SARAH MCCAMMON, HOST:
There is still a backlog of ships waiting off the coast of Los Angeles because of supply chain problems. Those vessels in the bay are making the region's poor air quality worse, and residents are worried about what that means for their health, as Megan Jamerson with KCRW reports.
MEGAN JAMERSON, BYLINE: At his neighborhood in West Long Beach, Calif., Ron Batiste sitting at his kitchen table. And while he's talking, he has to pause fairly often.
RON BATISTE: Forgive me if it's hard for me to breathe.
JAMERSON: The 72-year-old musician's never been diagnosed with a lung condition, but he says this shortness of breath happens sometimes. Part of the problem, he thinks, is his neighborhood's air quality, which has been terrible for decades. Batiste points to the grime that collects daily around the sliding glass door and the AC vent, despite running an air purifier.
BATISTE: It's not just dust. It's like oil.

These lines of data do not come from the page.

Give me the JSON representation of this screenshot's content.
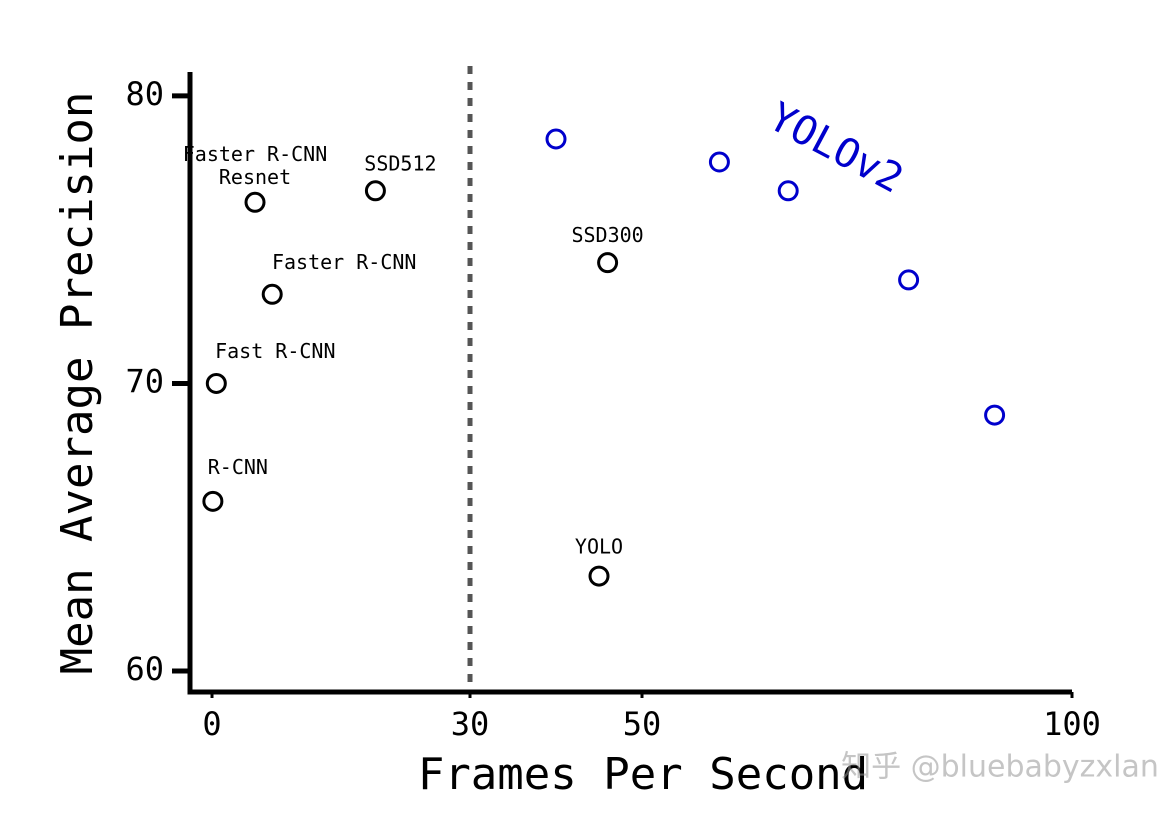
{
  "chart_data": {
    "type": "scatter",
    "xlabel": "Frames Per Second",
    "ylabel": "Mean Average Precision",
    "xlim": [
      -2.56,
      100
    ],
    "ylim": [
      59.27,
      80.83
    ],
    "xticks": [
      0,
      30,
      50,
      100
    ],
    "yticks": [
      60,
      70,
      80
    ],
    "vline": 30,
    "series": [
      {
        "color": "#000000",
        "x": [
          0.1,
          0.5,
          7,
          5,
          19,
          46,
          45
        ],
        "values": [
          65.9,
          70.0,
          73.1,
          76.3,
          76.7,
          74.2,
          63.3
        ],
        "point_labels": [
          [
            "R-CNN"
          ],
          [
            "Fast R-CNN"
          ],
          [
            "Faster R-CNN"
          ],
          [
            "Faster R-CNN",
            "Resnet"
          ],
          [
            "SSD512"
          ],
          [
            "SSD300"
          ],
          [
            "YOLO"
          ]
        ]
      },
      {
        "name": "YOLOv2",
        "color": "#0000cc",
        "x": [
          40,
          59,
          67,
          81,
          91
        ],
        "values": [
          78.5,
          77.7,
          76.7,
          73.6,
          68.9
        ]
      }
    ],
    "watermark": "知乎 @bluebabyzxlan"
  }
}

JAMERSON: Within two miles of his home is a rail yard, truck yard, oil refinery and the ports of Los Angeles and Long Beach, the single largest source of emissions in the region. And with the months-long backlog at these ports, California state air regulators are warning the pollution from the extra ships is like adding nearly 6 million passenger cars to the road each day.
Mario Cordero heads the Port of Long Beach. He says he's aware people find the increased emissions worrisome.
MARIO CORDERO: The number of container ships at anchor off the coast should be zero. In the meantime, the best way to reduce the emissions is to reduce the number of ships at anchor.
JAMERSON: To do that requires clearing out the backlog, which the ports say should be sometime before the end of 2022. In the meantime, the ports have slowed down ship arrivals and are requiring them to anchor further offshore. The long-term solution is battery-powered ships, which Cordero says is not a short-term prospect.
CORDERO: You know, you're looking now that maybe by 2050 or 2040, you're going to have some real substantive steps to move towards zero-emission vessels or cleaner fuels.
JAMERSON: According to a study published in the journal Nature, these port-side neighborhoods have over 1,000 premature deaths associated with ship pollution each year.
ELISA NICHOLAS: There's very clear data about living in the areas where that pollution is higher.
JAMERSON: Dr. Elisa Nicholas is a pediatrician and the CEO of several local health centers near the ports. She'd like the rest of the country to understand the health costs of imported cheaper goods in these communities.
NICHOLAS: They are affected by the goods movement that many people are benefiting from.
JAMERSON: She points to higher-than-average rates of childhood cancer, asthma and asthma-related emergency room visits. These communities are also lower income, underinsured, and majority Black and brown.
NICHOLAS: And so really, we need to realize that this is a health equity issue, and it's an environmental justice issue, too.
UNIDENTIFIED CHILD: (Singing) Let it go. Let it go.
JAMERSON: Long Beach's Hilltop Park rises above the coast and offers a panoramic view of the ports. The sun is starting to set, a dozen ships are lined up heading into port, and a wind gusts toward shore, blowing what looks like smog.
THERAL GOLDEN: See the yellowness?
JAMERSON: Theral Golden has lived in the area for 50 years. He's a retired transit worker and is frustrated by how little has changed with this decades-long environmental problem.
GOLDEN: We should not be bearing the brunt of the trade industry on our backs because that's what it boils down to at the end of the day.
JAMERSON: And the longer it takes for the industry to clean up, says Golden, the longer his community will continue to see preventable deaths.
For NPR News, I'm Megan Jamerson in Long Beach.